Plain-English Summary
This is the core anti-abuse list. It exists so we can stop clearly harmful behavior before it damages the product or other people.
4. Third-Party Content and Rights
Because Clerica interacts with third-party policy materials and related content, users must respect copyright, contractual restrictions, and other legal rights relating to that content.
Plain-English Summary
We monitor third-party policies, but that does not mean users get a free pass to misuse third-party content.
5. Security and Testing Restrictions
You may not attempt to bypass security controls, scan for vulnerabilities in production systems without authorization, or test the Service in a way that could degrade performance or expose data.
Plain-English Summary
Security research should be coordinated, not improvised against live systems.
6. Fair Use of Product Resources
You may not use the Service in a way that places unreasonable load on infrastructure, circumvents usage limits, or undermines plan-based restrictions.
Plain-English Summary
We need the platform to remain usable for everyone, so users cannot treat shared resources like they are unlimited.
7. Enterprise and Team Responsibility
If you administer a team or enterprise account, you are responsible for making reasonable efforts to ensure your users comply with this Policy.
Plain-English Summary
Admins do not need to police every click, but they do need to manage access responsibly.
8. Investigation and Enforcement
We may investigate suspected violations of this Policy and may suspend, restrict, or terminate access where necessary to protect the Service, users, third parties, or legal compliance.
Plain-English Summary
This gives us room to act when there is real abuse instead of waiting until the damage is done.
9. Relationship to Other Agreements
This Policy supplements, and does not replace, the Clerica Terms of Service, Privacy Policy, and any applicable customer agreements.
Plain-English Summary
This is one layer of the rules, not the only one.
10. Changes to This Policy
We may update this Policy from time to time.
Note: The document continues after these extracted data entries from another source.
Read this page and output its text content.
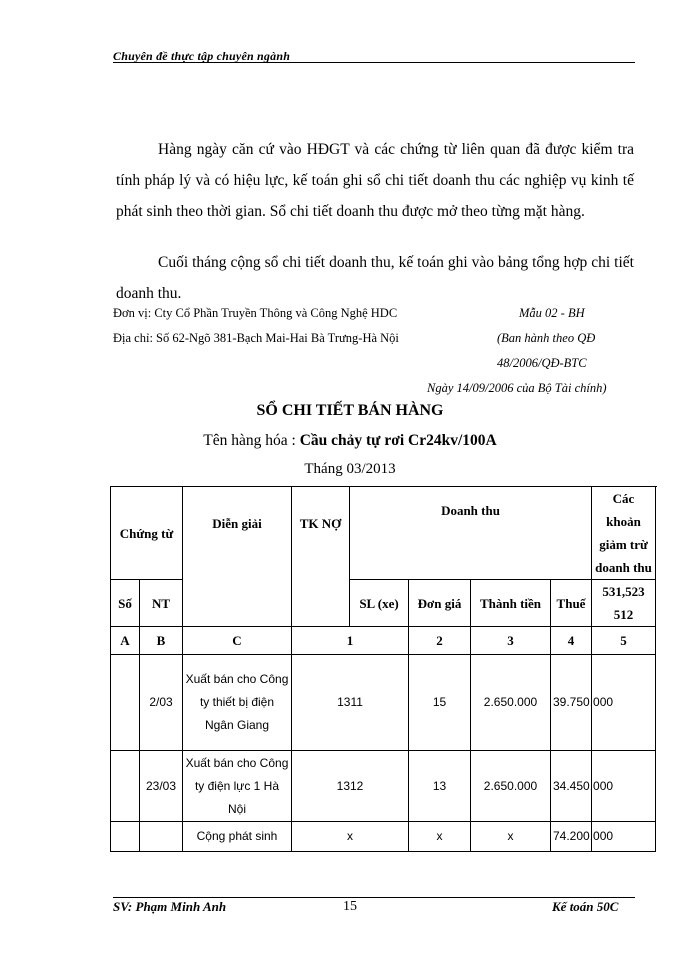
Chuyên đề thực tập chuyên ngành
Hàng ngày căn cứ vào HĐGT và các chứng từ liên quan đã được kiểm tra tính pháp lý và có hiệu lực, kế toán ghi sổ chi tiết doanh thu các nghiệp vụ kinh tế phát sinh theo thời gian. Sổ chi tiết doanh thu được mở theo từng mặt hàng.
Cuối tháng cộng sổ chi tiết doanh thu, kế toán ghi vào bảng tổng hợp chi tiết doanh thu.
Đơn vị: Cty Cổ Phần Truyền Thông và Công Nghệ HDC
Địa chỉ: Số 62-Ngõ 381-Bạch Mai-Hai Bà Trưng-Hà Nội
Mẫu 02 - BH
(Ban hành theo QĐ
48/2006/QĐ-BTC
Ngày 14/09/2006 của Bộ Tài chính)
SỔ CHI TIẾT BÁN HÀNG
Tên hàng hóa : Cầu chảy tự rơi Cr24kv/100A
Tháng 03/2013
Chứng từ		Diễn giải	TK NỢ	Doanh thu				Các khoản giảm trừ doanh thu
Số	NT			SL (xe)	Đơn giá	Thành tiền	Thuế	531,523 512
A	B	C	1		2	3	4	5
	2/03	Xuất bán cho Công ty thiết bị điện Ngân Giang	1311		15	2.650.000	39.750.000	
	23/03	Xuất bán cho Công ty điện lực 1 Hà Nội	1312		13	2.650.000	34.450.000	
		Cộng phát sinh	x		x	x	74.200.000	
SV: Phạm Minh Anh	15	Kế toán 50C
Non-material updates may take effect upon posting. Material changes will be communicated through reasonable channels.
Plain-English Summary
If we need to tighten or clarify use restrictions later, we will communicate those updates clearly.
11. Contact
Questions about this Policy can be sent to legal@clerica.io.
Plain-English Summary
If a user is unsure whether something is allowed, asking first is better than guessing wrong.